Depois de mais de 3 anos da produção de seu último longa, O Som ao Redor, o diretor Kléber Mendonça Filho volta com outra obra-prima do cinema brasileiro.

O aclamado filme, indicado a Palma de Ouro no Festival de Cannes, conta a história de Clara (Sônia Braga), uma moradora de um antigo prédio, localizado a beira mar em Recife, lugar onde ela viveu quase toda sua vida e criou seus filhos. Porém ela recebe a visita de Diego (Humberto Carrão), um jovem engenheiro em seu primeiro trabalho, que tenta convencer a senhora a vender seu apartamento para a construtora em que trabalha, e no lugar construir um prédio mais moderno, que se adeque aos padrões sociais da região.

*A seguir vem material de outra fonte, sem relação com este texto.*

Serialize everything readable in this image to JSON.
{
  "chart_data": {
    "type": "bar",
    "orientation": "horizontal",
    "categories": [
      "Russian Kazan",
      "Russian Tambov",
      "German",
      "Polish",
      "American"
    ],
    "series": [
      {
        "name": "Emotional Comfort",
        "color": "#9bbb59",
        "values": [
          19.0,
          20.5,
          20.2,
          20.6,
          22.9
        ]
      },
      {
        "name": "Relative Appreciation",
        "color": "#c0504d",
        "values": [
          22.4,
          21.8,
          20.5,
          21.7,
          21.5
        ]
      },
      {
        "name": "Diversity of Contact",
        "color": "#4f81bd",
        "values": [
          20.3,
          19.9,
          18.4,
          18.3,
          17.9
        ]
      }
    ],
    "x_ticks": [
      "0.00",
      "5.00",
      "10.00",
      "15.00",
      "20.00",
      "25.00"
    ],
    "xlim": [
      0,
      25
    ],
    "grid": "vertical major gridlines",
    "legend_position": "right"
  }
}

O filme trabalha com pequenas sutilezas, como um olhar, um jogo de câmera, para que você vá descobrindo a história à medida que ela vai sendo contada, e que ela não seja apenas entregue a você. Mostra as desigualdades sociais da capital Recife, e o quanto as pessoas se apegam mais ao dinheiro e poder, do que memórias e sentimentos, e é justamente isso que torna esse filme tão atual.

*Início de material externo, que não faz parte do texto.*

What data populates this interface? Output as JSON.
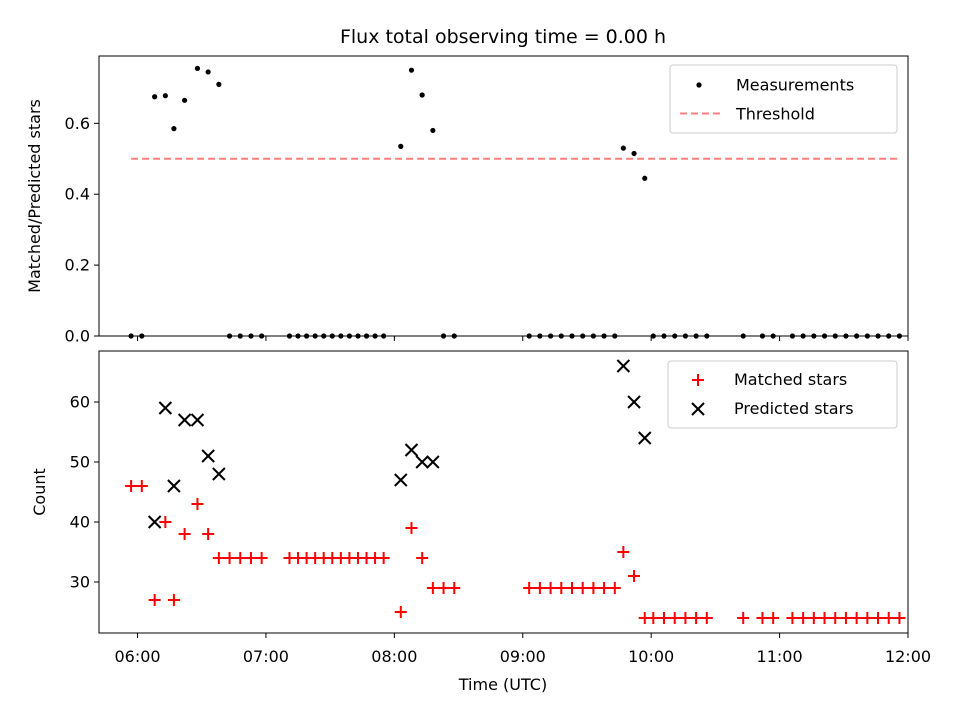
{
  "chart_data": [
    {
      "type": "scatter",
      "title": "Flux total observing time = 0.00 h",
      "ylabel": "Matched/Predicted stars",
      "xlim": [
        "05:42",
        "12:00"
      ],
      "ylim": [
        0,
        0.79
      ],
      "yticks": [
        0.0,
        0.2,
        0.4,
        0.6
      ],
      "ytick_labels": [
        "0.0",
        "0.2",
        "0.4",
        "0.6"
      ],
      "legend_position": "upper right",
      "series": [
        {
          "name": "Measurements",
          "marker": "dot",
          "color": "#000000",
          "points": [
            [
              "05:57",
              0.0
            ],
            [
              "06:02",
              0.0
            ],
            [
              "06:08",
              0.675
            ],
            [
              "06:13",
              0.678
            ],
            [
              "06:17",
              0.585
            ],
            [
              "06:22",
              0.665
            ],
            [
              "06:28",
              0.755
            ],
            [
              "06:33",
              0.745
            ],
            [
              "06:38",
              0.71
            ],
            [
              "06:43",
              0.0
            ],
            [
              "06:48",
              0.0
            ],
            [
              "06:53",
              0.0
            ],
            [
              "06:58",
              0.0
            ],
            [
              "07:11",
              0.0
            ],
            [
              "07:15",
              0.0
            ],
            [
              "07:19",
              0.0
            ],
            [
              "07:23",
              0.0
            ],
            [
              "07:27",
              0.0
            ],
            [
              "07:31",
              0.0
            ],
            [
              "07:35",
              0.0
            ],
            [
              "07:39",
              0.0
            ],
            [
              "07:43",
              0.0
            ],
            [
              "07:47",
              0.0
            ],
            [
              "07:51",
              0.0
            ],
            [
              "07:55",
              0.0
            ],
            [
              "08:03",
              0.535
            ],
            [
              "08:08",
              0.75
            ],
            [
              "08:13",
              0.68
            ],
            [
              "08:18",
              0.58
            ],
            [
              "08:23",
              0.0
            ],
            [
              "08:28",
              0.0
            ],
            [
              "09:03",
              0.0
            ],
            [
              "09:08",
              0.0
            ],
            [
              "09:13",
              0.0
            ],
            [
              "09:18",
              0.0
            ],
            [
              "09:23",
              0.0
            ],
            [
              "09:28",
              0.0
            ],
            [
              "09:33",
              0.0
            ],
            [
              "09:38",
              0.0
            ],
            [
              "09:43",
              0.0
            ],
            [
              "09:47",
              0.53
            ],
            [
              "09:52",
              0.515
            ],
            [
              "09:57",
              0.445
            ],
            [
              "10:01",
              0.0
            ],
            [
              "10:06",
              0.0
            ],
            [
              "10:11",
              0.0
            ],
            [
              "10:16",
              0.0
            ],
            [
              "10:21",
              0.0
            ],
            [
              "10:26",
              0.0
            ],
            [
              "10:43",
              0.0
            ],
            [
              "10:52",
              0.0
            ],
            [
              "10:57",
              0.0
            ],
            [
              "11:06",
              0.0
            ],
            [
              "11:11",
              0.0
            ],
            [
              "11:16",
              0.0
            ],
            [
              "11:21",
              0.0
            ],
            [
              "11:26",
              0.0
            ],
            [
              "11:31",
              0.0
            ],
            [
              "11:36",
              0.0
            ],
            [
              "11:41",
              0.0
            ],
            [
              "11:46",
              0.0
            ],
            [
              "11:51",
              0.0
            ],
            [
              "11:56",
              0.0
            ]
          ]
        },
        {
          "name": "Threshold",
          "style": "dashed",
          "color": "#ff7f7f",
          "points": [
            [
              "05:57",
              0.5
            ],
            [
              "11:56",
              0.5
            ]
          ]
        }
      ]
    },
    {
      "type": "scatter",
      "xlabel": "Time (UTC)",
      "ylabel": "Count",
      "xlim": [
        "05:42",
        "12:00"
      ],
      "ylim": [
        21.5,
        68.5
      ],
      "xticks": [
        "06:00",
        "07:00",
        "08:00",
        "09:00",
        "10:00",
        "11:00",
        "12:00"
      ],
      "yticks": [
        30,
        40,
        50,
        60
      ],
      "ytick_labels": [
        "30",
        "40",
        "50",
        "60"
      ],
      "legend_position": "upper right",
      "series": [
        {
          "name": "Matched stars",
          "marker": "plus",
          "color": "#ff0000",
          "points": [
            [
              "05:57",
              46
            ],
            [
              "06:02",
              46
            ],
            [
              "06:08",
              27
            ],
            [
              "06:13",
              40
            ],
            [
              "06:17",
              27
            ],
            [
              "06:22",
              38
            ],
            [
              "06:28",
              43
            ],
            [
              "06:33",
              38
            ],
            [
              "06:38",
              34
            ],
            [
              "06:43",
              34
            ],
            [
              "06:48",
              34
            ],
            [
              "06:53",
              34
            ],
            [
              "06:58",
              34
            ],
            [
              "07:11",
              34
            ],
            [
              "07:15",
              34
            ],
            [
              "07:19",
              34
            ],
            [
              "07:23",
              34
            ],
            [
              "07:27",
              34
            ],
            [
              "07:31",
              34
            ],
            [
              "07:35",
              34
            ],
            [
              "07:39",
              34
            ],
            [
              "07:43",
              34
            ],
            [
              "07:47",
              34
            ],
            [
              "07:51",
              34
            ],
            [
              "07:55",
              34
            ],
            [
              "08:03",
              25
            ],
            [
              "08:08",
              39
            ],
            [
              "08:13",
              34
            ],
            [
              "08:18",
              29
            ],
            [
              "08:23",
              29
            ],
            [
              "08:28",
              29
            ],
            [
              "09:03",
              29
            ],
            [
              "09:08",
              29
            ],
            [
              "09:13",
              29
            ],
            [
              "09:18",
              29
            ],
            [
              "09:23",
              29
            ],
            [
              "09:28",
              29
            ],
            [
              "09:33",
              29
            ],
            [
              "09:38",
              29
            ],
            [
              "09:43",
              29
            ],
            [
              "09:47",
              35
            ],
            [
              "09:52",
              31
            ],
            [
              "09:57",
              24
            ],
            [
              "10:01",
              24
            ],
            [
              "10:06",
              24
            ],
            [
              "10:11",
              24
            ],
            [
              "10:16",
              24
            ],
            [
              "10:21",
              24
            ],
            [
              "10:26",
              24
            ],
            [
              "10:43",
              24
            ],
            [
              "10:52",
              24
            ],
            [
              "10:57",
              24
            ],
            [
              "11:06",
              24
            ],
            [
              "11:11",
              24
            ],
            [
              "11:16",
              24
            ],
            [
              "11:21",
              24
            ],
            [
              "11:26",
              24
            ],
            [
              "11:31",
              24
            ],
            [
              "11:36",
              24
            ],
            [
              "11:41",
              24
            ],
            [
              "11:46",
              24
            ],
            [
              "11:51",
              24
            ],
            [
              "11:56",
              24
            ]
          ]
        },
        {
          "name": "Predicted stars",
          "marker": "x",
          "color": "#000000",
          "points": [
            [
              "06:08",
              40
            ],
            [
              "06:13",
              59
            ],
            [
              "06:17",
              46
            ],
            [
              "06:22",
              57
            ],
            [
              "06:28",
              57
            ],
            [
              "06:33",
              51
            ],
            [
              "06:38",
              48
            ],
            [
              "08:03",
              47
            ],
            [
              "08:08",
              52
            ],
            [
              "08:13",
              50
            ],
            [
              "08:18",
              50
            ],
            [
              "09:47",
              66
            ],
            [
              "09:52",
              60
            ],
            [
              "09:57",
              54
            ]
          ]
        }
      ]
    }
  ]
}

Com relação a parte técnica, não tenho do que reclamar. O som que foi tão bem trabalhado em seu último longa, volta com esplendor, em conjunto com uma trilha sonora muito emocionante, de arrepiar qualquer um. A fotografia foi uma das coisas que mais me chocaram assistindo ao filme, pois ela tem um toque um pouco retrô, repleta de “zoom- ins” na face dos personagens, dando mais importância ao que está sendo mostrado e não dito, e quando se tem uma atriz como Sônia Braga entre as protagonistas, sempre que você enfatizar o trabalho dos atores você vai se dar bem.

Aquarius mostra para o mundo, a força que o cinema brasileiro tem tanto em técnica, quanto em história e que um filme com uma narrativa tão atual e autoral pode fazer sucesso de público por aqui também.